Most people don’t like paying tax. Nor do people like paying more tax than they do currently. Recent global media attention has focused especially on companies’ behaviour, with accusations of multinationals effectively choosing where to pay their taxes and how much to pay—or avoiding tax altogether. But the issue is just as relevant for ordinary Australians and New Zealanders.

For example, someone in New Zealand currently earning $75,000 a year pays $15,670—or about 21 percent—in income tax. But for every dollar they earn over $70,000 ($5,000 in this case) they pay 33 cents in tax, taking home just 67c.
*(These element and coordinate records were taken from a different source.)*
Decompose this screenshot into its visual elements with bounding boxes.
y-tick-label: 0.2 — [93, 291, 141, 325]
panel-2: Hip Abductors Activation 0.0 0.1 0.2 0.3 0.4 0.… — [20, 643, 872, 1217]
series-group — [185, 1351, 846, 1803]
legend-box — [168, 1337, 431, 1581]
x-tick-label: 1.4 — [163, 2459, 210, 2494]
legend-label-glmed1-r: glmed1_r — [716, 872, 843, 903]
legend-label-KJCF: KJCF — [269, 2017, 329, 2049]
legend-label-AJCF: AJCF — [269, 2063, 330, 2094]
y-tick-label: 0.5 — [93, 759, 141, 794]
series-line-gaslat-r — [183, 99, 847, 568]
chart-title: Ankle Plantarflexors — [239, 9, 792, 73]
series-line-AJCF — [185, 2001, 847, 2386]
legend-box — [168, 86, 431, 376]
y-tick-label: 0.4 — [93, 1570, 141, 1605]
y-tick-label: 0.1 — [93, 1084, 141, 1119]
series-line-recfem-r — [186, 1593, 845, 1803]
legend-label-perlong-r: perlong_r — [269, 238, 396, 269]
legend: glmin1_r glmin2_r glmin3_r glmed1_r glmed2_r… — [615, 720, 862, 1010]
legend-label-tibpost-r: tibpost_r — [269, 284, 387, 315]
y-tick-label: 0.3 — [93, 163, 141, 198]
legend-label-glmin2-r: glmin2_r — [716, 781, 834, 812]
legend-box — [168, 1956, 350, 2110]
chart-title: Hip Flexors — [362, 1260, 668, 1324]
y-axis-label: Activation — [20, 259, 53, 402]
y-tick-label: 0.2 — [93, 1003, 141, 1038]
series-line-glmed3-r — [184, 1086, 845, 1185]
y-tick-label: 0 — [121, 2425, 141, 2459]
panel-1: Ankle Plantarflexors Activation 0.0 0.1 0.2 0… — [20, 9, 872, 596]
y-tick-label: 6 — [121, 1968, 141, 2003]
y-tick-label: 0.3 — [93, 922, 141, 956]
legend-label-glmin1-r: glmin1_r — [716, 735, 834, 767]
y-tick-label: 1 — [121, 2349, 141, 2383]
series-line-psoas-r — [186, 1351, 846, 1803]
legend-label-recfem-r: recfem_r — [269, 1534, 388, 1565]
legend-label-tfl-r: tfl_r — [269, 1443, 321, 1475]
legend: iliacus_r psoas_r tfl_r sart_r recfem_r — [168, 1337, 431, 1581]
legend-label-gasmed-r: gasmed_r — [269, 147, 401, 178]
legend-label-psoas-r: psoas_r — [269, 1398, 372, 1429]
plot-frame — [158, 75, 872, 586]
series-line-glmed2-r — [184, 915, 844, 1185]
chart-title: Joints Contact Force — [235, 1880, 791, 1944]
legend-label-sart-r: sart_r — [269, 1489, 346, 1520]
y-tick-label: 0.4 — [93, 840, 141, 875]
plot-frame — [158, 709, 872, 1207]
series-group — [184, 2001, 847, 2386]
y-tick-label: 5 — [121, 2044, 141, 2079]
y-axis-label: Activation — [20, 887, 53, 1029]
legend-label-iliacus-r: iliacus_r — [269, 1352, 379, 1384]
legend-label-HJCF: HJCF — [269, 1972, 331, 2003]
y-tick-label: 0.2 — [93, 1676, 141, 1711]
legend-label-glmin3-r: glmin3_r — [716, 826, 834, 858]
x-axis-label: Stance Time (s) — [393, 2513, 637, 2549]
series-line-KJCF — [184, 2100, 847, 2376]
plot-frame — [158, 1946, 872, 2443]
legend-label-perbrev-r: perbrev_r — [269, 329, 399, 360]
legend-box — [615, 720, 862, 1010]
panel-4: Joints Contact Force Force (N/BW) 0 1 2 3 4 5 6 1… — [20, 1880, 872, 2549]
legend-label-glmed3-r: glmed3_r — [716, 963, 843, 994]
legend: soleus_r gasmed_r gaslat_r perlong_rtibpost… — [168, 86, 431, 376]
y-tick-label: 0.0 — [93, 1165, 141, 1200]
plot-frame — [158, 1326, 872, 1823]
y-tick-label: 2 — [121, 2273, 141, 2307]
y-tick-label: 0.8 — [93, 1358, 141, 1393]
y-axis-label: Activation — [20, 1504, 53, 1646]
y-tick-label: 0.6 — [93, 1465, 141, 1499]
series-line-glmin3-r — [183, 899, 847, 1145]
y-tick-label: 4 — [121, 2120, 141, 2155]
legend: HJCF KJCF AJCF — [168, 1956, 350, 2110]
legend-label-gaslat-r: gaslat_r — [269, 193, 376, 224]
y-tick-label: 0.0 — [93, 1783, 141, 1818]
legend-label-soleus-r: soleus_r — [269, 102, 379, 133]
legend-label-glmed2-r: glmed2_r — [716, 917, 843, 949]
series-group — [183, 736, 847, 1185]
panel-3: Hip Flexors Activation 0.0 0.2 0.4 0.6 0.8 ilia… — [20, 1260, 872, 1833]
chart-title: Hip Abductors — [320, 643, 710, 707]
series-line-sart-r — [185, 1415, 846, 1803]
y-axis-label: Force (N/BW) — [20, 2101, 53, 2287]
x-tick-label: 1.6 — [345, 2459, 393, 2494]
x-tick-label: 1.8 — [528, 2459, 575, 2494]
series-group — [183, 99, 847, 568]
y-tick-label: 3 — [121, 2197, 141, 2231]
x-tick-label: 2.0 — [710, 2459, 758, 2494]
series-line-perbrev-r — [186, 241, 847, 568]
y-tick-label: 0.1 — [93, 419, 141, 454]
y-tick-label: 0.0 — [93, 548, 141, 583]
Now imagine this top tax rate is almost doubled to 60c in the dollar. If they keep earning $75,000, they will pay an extra $1,350 in tax, raising their average tax rate by less than two cents to 23 percent. But for every dollar earned over $70,000, this taxpayer now only gets to take home 40 cents.

Would you work extra overtime if you got to keep just 40 cents out of every dollar earned instead of 67 cents or more?  If earning more also means losing transfer payments like family tax credits, you could end up with less than 40c per dollar.

High tax rates have another, more insidious, effect: some taxpayers go looking for ways to avoid the extra tax, either legally or illegally. Negatively gearing a rental property, or earning less income while your lower-paid partner earns more, are two of the legal ways. Or you might go and work in Hong Kong, where tax rates are lower.

Discovering these sorts of responses to higher taxes is the driving force behind a new research project being run by Victoria University of Wellington in New Zealand. The project will run over the next three years, supported by funding from the government’s Ministry of Business, Innovation and Employment. Using the latest tax-transfer modelling techniques and data for New Zealand, the project will look at how people alter their behaviour when taxes change.

These behavioural impacts are important for several reasons.

Firstly, illegal tax avoidance undermines the tax system’s fairness and credibility by forcing law-abiding taxpayers to pay more. Secondly, all tax-avoiding responses involve lost revenue that otherwise could fund better public services or welfare benefits. Thirdly, such difficult-to-predict revenue losses make it harder for governments to forecast how much extra revenue they can expect from a new tax policy, and so how much more they can afford to spend. Fourthly, these responses also undermine the efficient running of our economy. If entrepreneurs and the self-employed spend their time on ways to minimise their taxes, this is time that could be better spent doing what they are good at, generating new ideas and employment along the way.

A good illustration of behavioural responses is the Australian Fringe Benefits Tax (FBT). For Australian employees who have a company-owned car, FBT is levied on any kilometres driven for personal use. Until recently, the tax rate per kilometre was lower (on all the personal use kilometres) if you travelled more than 15,000kms, then lower still if you travelled more than 25,000kms and more than 40,000kms. So, clearly, driving more—or claiming to—would be good for your FBT bill.

GemmellChart

It is hard to know exactly how many kilometres Australians would have driven if there was no FBT regime. But data on how many cars travel various distances, collected for Treasury’s Henry Review of Taxation (2009), depicted in the graph above, showed an awful lot of Australians paying FBT reckoned they drove just over 15,000, 25,000 and 40,000 kilometres. Very few company cars travelled other distances. Strangely, that aligned remarkably well with their fiscal interest.

Tax researchers in other countries have identified many examples which are similar to this Australian case. But not a lot is known about New Zealand income taxpayers. Getting a better understanding of how Kiwis respond to their taxes, through the Victoria University tax-modelling project, could potentially help improve understanding of the New Zealand tax system and assist future tax policy setting. In this respect at least, Australian income tax modelling seems to be ahead of New Zealand with the Melbourne Institute already able to estimate behavioural responses in their ‘MITTS model’. Indeed, in New Zealand we hope to learn from their trail-blazing!

So, a first step towards a fairer and less distorting tax system in New Zealand has to be better knowledge of how distorting and equitable the current system is. This way, we might help Kiwi governments and voters make better choices over what kind of tax system they want. Hopefully Australian tax policy-makers considering reforms to Australia’s current tax system will pay close attention to those potential behavioural responses too.